Wildtiere: Illegaler Handel unterschätzt

Mit knapp jeder fünften Wirbeltierart wird illegal Handel betrieben – das zeigt eine neue Studie. Das sind deutlich mehr als angenommen. Der Wildtierhandel ist eine der größten Gefahren für die Tierwelt und könnte in Zukunft Tausende weitere Arten bedrohen.

Jährlich werden mit dem Handel von Wildtieren zwischen acht und 21 Milliarden US-Dollar umgesetzt. Das macht ihn zu einem der größten illegalen Geschäftszweige weltweit. Manche Tiere werden als Haustiere verkauft, z.B. Reptilien. Andere werden als Produkte vermarktet, etwa für medizinische Zwecke. Das Schuppentier zum Beispiel ist in Ostasien wegen seines Fleisches und seiner Schuppen sehr gefragt.
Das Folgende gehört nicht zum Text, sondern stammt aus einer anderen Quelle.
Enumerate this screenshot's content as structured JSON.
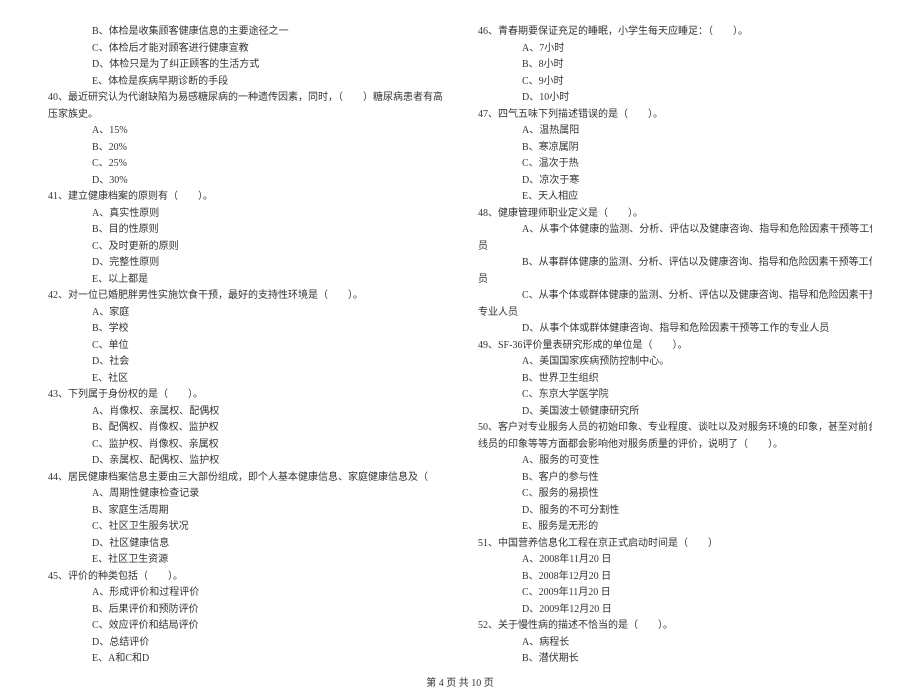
{
  "left": {
    "pre_opts": [
      "B、体检是收集顾客健康信息的主要途径之一",
      "C、体检后才能对顾客进行健康宣教",
      "D、体检只是为了纠正顾客的生活方式",
      "E、体检是疾病早期诊断的手段"
    ],
    "q40": {
      "stem1": "40、最近研究认为代谢缺陷为易感糖尿病的一种遗传因素，同时，（　　）糖尿病患者有高血",
      "stem2": "压家族史。",
      "opts": [
        "A、15%",
        "B、20%",
        "C、25%",
        "D、30%"
      ]
    },
    "q41": {
      "stem": "41、建立健康档案的原则有（　　）。",
      "opts": [
        "A、真实性原则",
        "B、目的性原则",
        "C、及时更新的原则",
        "D、完整性原则",
        "E、以上都是"
      ]
    },
    "q42": {
      "stem": "42、对一位已婚肥胖男性实施饮食干预，最好的支持性环境是（　　）。",
      "opts": [
        "A、家庭",
        "B、学校",
        "C、单位",
        "D、社会",
        "E、社区"
      ]
    },
    "q43": {
      "stem": "43、下列属于身份权的是（　　）。",
      "opts": [
        "A、肖像权、亲属权、配偶权",
        "B、配偶权、肖像权、监护权",
        "C、监护权、肖像权、亲属权",
        "D、亲属权、配偶权、监护权"
      ]
    },
    "q44": {
      "stem": "44、居民健康档案信息主要由三大部份组成，即个人基本健康信息、家庭健康信息及（　　）",
      "opts": [
        "A、周期性健康检查记录",
        "B、家庭生活周期",
        "C、社区卫生服务状况",
        "D、社区健康信息",
        "E、社区卫生资源"
      ]
    },
    "q45": {
      "stem": "45、评价的种类包括（　　）。",
      "opts": [
        "A、形成评价和过程评价",
        "B、后果评价和预防评价",
        "C、效应评价和结局评价",
        "D、总结评价",
        "E、A和C和D"
      ]
    }
  },
  "right": {
    "q46": {
      "stem": "46、青春期要保证充足的睡眠，小学生每天应睡足：（　　）。",
      "opts": [
        "A、7小时",
        "B、8小时",
        "C、9小时",
        "D、10小时"
      ]
    },
    "q47": {
      "stem": "47、四气五味下列描述错误的是（　　）。",
      "opts": [
        "A、温热属阳",
        "B、寒凉属阴",
        "C、温次于热",
        "D、凉次于寒",
        "E、天人相应"
      ]
    },
    "q48": {
      "stem": "48、健康管理师职业定义是（　　）。",
      "opts": [
        "A、从事个体健康的监测、分析、评估以及健康咨询、指导和危险因素干预等工作的专业人",
        "B、从事群体健康的监测、分析、评估以及健康咨询、指导和危险因素干预等工作的专业人",
        "C、从事个体或群体健康的监测、分析、评估以及健康咨询、指导和危险因素干预等工作的",
        "D、从事个体或群体健康咨询、指导和危险因素干预等工作的专业人员"
      ],
      "cont": [
        "员",
        "员",
        "专业人员"
      ]
    },
    "q49": {
      "stem": "49、SF-36评价量表研究形成的单位是（　　）。",
      "opts": [
        "A、美国国家疾病预防控制中心。",
        "B、世界卫生组织",
        "C、东京大学医学院",
        "D、美国波士顿健康研究所"
      ]
    },
    "q50": {
      "stem1": "50、客户对专业服务人员的初始印象、专业程度、谈吐以及对服务环境的印象，甚至对前台接",
      "stem2": "线员的印象等等方面都会影响他对服务质量的评价，说明了（　　）。",
      "opts": [
        "A、服务的可变性",
        "B、客户的参与性",
        "C、服务的易损性",
        "D、服务的不可分割性",
        "E、服务是无形的"
      ]
    },
    "q51": {
      "stem": "51、中国营养信息化工程在京正式启动时间是（　　）",
      "opts": [
        "A、2008年11月20 日",
        "B、2008年12月20 日",
        "C、2009年11月20 日",
        "D、2009年12月20 日"
      ]
    },
    "q52": {
      "stem": "52、关于慢性病的描述不恰当的是（　　）。",
      "opts": [
        "A、病程长",
        "B、潜伏期长"
      ]
    }
  },
  "footer": "第 4 页 共 10 页"
}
Durch die hohe Nachfrage wurde die Anzahl der in Asien lebenden Exemplare in nur zwei Jahrzehnten jedoch so stark reduziert, dass nun ein naher Verwandter, das afrikanische Schuppentier, zum Ziel von Wilderern geworden ist.

Reisfink auf einem Markt in Indonesien

Gabby Salazar

Reisfinken auf einem Markt in Indonesien

Einige Tierarten wurden durch den illegalen Wildtierhandel bereits komplett ausgerottet, z.B. das Java-Nashorn in Vietnam (Annamitisches Java-Nashorn). Das letzte seiner Art wurde im Jahr 2010 wegen seines Horns erschossen. Die Forscher um Brett Scheffers von der University of Florida haben nun untersucht, mit welchen Tierarten auf der Welt gehandelt wird und wo der illegale Wildtierhandel besonders stark verbreitet ist. Das Resultat: Von mehr als 31.500 bekannten Wirbeltierarten wird weltweit mit rund 5.600 Spezies Handel betrieben. Das entspricht knapp jeder fünften Tierart. Das Ergebnis übersteigt vorherige Schätzungen um bis zu 60 Prozent.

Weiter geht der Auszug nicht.